Sein persönlicher Höhepunkt war eine Aktion aus dem Schuljahr 2005/2006, als drei komplette Jahrgangsstufen bei der „Aktion 50 Tonnen“ ebenso viel Gewicht innerhalb von drei Tagen aus den Schulhöfen trugen, damit diese neu gestaltet werden konnten.

"Ich bin eher der sachliche, distanziertere Typus Mensch"

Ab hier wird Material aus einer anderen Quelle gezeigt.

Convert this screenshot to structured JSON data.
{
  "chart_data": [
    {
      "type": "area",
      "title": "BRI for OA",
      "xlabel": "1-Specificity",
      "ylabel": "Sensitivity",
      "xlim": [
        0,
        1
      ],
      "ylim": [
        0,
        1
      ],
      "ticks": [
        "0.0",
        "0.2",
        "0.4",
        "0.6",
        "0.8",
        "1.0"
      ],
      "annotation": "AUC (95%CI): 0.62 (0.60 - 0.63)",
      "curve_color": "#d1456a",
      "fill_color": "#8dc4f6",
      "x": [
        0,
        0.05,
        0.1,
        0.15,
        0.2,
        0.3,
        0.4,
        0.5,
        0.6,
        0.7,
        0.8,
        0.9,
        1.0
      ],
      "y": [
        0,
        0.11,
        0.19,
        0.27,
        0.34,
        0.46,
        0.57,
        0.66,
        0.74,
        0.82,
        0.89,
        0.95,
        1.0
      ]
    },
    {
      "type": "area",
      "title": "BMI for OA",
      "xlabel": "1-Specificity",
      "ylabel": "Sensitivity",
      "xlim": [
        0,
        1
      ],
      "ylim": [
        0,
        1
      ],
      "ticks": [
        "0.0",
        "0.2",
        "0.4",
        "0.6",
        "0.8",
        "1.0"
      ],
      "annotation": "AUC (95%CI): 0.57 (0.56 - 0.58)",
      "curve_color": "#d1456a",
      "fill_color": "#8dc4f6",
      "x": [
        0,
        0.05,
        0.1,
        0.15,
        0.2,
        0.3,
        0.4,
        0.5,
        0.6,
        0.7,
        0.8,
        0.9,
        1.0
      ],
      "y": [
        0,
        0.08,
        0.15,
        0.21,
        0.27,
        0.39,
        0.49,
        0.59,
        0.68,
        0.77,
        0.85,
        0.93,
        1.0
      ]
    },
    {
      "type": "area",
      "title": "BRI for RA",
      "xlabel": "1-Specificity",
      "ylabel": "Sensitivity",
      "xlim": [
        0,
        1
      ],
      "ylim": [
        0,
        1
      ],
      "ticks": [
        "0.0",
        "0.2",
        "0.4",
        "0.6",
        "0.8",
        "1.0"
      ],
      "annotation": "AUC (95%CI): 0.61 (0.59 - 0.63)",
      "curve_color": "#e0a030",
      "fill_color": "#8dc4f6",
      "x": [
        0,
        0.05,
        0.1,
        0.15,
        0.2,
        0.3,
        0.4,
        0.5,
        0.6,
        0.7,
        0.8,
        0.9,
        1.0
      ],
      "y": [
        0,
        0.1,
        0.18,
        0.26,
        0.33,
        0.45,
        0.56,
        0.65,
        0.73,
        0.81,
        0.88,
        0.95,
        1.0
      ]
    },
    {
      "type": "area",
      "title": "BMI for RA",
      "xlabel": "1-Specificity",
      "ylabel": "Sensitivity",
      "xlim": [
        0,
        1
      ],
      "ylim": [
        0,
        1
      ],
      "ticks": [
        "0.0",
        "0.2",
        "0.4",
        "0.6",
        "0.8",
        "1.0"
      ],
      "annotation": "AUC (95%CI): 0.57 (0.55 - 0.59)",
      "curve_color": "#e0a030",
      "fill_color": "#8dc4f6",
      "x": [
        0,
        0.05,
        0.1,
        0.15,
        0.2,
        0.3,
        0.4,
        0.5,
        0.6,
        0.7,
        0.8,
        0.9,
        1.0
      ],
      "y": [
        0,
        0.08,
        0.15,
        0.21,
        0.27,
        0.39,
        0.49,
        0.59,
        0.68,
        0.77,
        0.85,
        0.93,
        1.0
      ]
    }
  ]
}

Kurz vor dem Ruhestand blickt er zufrieden auf sein Berufsleben zurück: „Ich bin nicht so der emotionale Mensch, der sich den Schülern intensiv zuwendet. Ich bin eher der sachliche, etwas distanziertere Typus Mensch.“ Nicht ein besonders enges Verhältnis zu seinen Schülern war ihm wichtig, Sympathie wollte er hingegen schon spüren. „Das ist für mich wichtig. Harmonie und ein gutes Verhältnis zu den Menschen, mit denen ich täglich umgehe“, erklärt er. Und wer mit ihm zu tun hatte, kann das sogar schriftlich haben: In seinen Abschiedsworten im Jahresbericht der Schule schreibt er von „freundlichen Schülern, verständnisvollen Eltern engagierten und kooperativen Kollegen“ und fügt noch ein Lob an die Verwaltung hinzu. Lachen kann er heute auch über die Aktion eines ehemaligen Schülers, als eines Tages auf dem Pausenhof der Schriftzug „Englert ist doof“ prangte. „Das darf man jetzt nicht so ernst nehmen, wenn es nur einmal vorkommt“, sagt er und schmunzelt.

Doch was stellt man nun mit all der Freizeit während des Ruhestands an? Englert hat Pläne. Auf viele Wanderreisen soll es gehen, nächste Station wird Madagaskar sein. Und worauf er sich zu Hause freut: Er will sich um seine Enkel kümmern.